Using molecularly resolved atomic force microscopy combined with complementary streaming potential apparatus measurements, we investigated the adsorption and precipitation of multivalent ions on mica. Our analysis reveals that electrostatic interactions between the ions and the surface give rise to diverse interfacial structures, including those previously unrealized formations. Divalent ions, such as Mg²⁺, Co²⁺, Ni²⁺ and Zn²⁺, possessing weaker charges, were observed to form large continuous hydroxide monolayers at high pH that reverse the surface potential, with the kinetics of film formation consistent with Classical Nucleation Theory. In contrast, trivalent ions like Al³⁺, Cr³⁺, Fe³⁺, propelled by strong electrostatics, undergo continuous transitions with pH through complex states, such as ordered ion arrays and clusters, and nanostructured films exhibiting microphase separation and significant overcharging. The lateral structure at mica-electrolyte interfaces was understood by Monte Carlo simulations using a charge-frustrated model, where the ions experience competing interactions between short-range chemical bonding and long-range electrostatic forces. The frustration drives the self-organization of ions, leading to diverse interfacial structures.

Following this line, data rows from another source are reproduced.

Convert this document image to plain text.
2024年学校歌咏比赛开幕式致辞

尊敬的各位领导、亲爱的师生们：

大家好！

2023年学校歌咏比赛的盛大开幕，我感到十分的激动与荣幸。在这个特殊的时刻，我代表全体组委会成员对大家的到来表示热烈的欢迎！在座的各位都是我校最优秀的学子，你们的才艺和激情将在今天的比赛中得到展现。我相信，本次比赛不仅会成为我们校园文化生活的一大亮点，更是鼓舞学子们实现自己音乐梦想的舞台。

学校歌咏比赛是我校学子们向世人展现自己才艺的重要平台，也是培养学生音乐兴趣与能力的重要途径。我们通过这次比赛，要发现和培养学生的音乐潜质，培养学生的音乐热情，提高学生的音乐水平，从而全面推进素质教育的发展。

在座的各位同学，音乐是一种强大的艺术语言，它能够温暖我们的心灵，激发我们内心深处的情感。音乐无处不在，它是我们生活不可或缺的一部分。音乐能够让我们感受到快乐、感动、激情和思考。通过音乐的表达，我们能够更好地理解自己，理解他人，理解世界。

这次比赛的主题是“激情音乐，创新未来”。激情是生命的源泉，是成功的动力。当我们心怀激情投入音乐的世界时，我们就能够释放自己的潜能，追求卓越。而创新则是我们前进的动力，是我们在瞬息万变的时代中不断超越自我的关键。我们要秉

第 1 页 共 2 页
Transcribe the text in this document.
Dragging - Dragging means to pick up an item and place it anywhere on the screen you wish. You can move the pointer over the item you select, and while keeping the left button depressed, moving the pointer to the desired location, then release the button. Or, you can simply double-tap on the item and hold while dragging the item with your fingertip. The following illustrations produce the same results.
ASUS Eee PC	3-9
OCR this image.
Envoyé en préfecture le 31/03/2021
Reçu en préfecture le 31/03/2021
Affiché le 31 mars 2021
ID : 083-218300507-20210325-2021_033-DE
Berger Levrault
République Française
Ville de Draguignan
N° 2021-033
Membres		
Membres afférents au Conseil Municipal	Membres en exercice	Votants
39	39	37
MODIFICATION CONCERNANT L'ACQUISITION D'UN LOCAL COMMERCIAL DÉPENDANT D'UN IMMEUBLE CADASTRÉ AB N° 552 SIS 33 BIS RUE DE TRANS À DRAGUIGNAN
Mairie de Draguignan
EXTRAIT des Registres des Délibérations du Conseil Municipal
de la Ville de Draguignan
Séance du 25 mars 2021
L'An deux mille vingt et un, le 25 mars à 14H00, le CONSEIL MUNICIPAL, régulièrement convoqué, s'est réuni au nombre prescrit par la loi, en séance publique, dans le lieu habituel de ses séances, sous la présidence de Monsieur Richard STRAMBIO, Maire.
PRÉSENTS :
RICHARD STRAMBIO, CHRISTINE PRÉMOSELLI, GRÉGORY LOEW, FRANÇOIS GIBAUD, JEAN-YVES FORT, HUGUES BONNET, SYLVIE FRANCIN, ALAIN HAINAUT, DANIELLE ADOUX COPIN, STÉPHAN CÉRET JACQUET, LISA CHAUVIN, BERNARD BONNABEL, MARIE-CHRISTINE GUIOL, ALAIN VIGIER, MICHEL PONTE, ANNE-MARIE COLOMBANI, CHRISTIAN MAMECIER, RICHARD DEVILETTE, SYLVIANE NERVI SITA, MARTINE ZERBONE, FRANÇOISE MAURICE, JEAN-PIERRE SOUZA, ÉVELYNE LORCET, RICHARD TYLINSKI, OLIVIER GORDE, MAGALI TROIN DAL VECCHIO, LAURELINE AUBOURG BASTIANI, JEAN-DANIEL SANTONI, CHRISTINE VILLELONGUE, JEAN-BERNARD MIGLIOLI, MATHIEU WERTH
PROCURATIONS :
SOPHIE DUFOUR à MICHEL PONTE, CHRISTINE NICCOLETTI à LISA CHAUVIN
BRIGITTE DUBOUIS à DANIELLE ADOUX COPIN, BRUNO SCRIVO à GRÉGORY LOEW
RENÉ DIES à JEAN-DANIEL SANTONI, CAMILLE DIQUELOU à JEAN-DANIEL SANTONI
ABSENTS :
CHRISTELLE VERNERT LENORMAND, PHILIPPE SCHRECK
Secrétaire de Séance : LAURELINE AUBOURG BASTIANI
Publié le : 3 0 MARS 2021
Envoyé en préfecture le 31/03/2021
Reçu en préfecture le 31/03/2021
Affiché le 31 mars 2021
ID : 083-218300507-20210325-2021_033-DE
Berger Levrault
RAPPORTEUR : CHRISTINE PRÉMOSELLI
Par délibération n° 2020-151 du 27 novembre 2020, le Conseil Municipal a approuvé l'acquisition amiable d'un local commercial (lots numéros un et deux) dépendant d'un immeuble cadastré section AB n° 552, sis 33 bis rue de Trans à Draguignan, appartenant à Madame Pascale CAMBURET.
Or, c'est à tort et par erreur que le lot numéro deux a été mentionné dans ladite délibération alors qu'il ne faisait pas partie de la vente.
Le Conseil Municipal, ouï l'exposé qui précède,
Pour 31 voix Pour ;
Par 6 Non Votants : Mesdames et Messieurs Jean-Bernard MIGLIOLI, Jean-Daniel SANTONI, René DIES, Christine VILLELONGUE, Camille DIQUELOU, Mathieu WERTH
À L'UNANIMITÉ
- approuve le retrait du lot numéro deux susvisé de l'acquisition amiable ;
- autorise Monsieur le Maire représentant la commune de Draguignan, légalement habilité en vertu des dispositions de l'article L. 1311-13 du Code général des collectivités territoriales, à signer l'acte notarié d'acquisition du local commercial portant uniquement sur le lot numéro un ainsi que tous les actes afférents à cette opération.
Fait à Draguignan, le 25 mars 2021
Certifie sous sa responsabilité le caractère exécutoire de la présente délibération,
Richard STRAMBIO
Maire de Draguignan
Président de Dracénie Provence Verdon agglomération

Additionally, we will present recent findings on electrochemical AFM, demonstrating how the interfacial structure on a semiconductor surface can be manipulated using an external bias. The study provides molecular-level understanding of how electric fields control the spontaneous formation of interfacial nanostructures and offers valuable insights into using electric fields to control crystallization processes for the development of functional materials.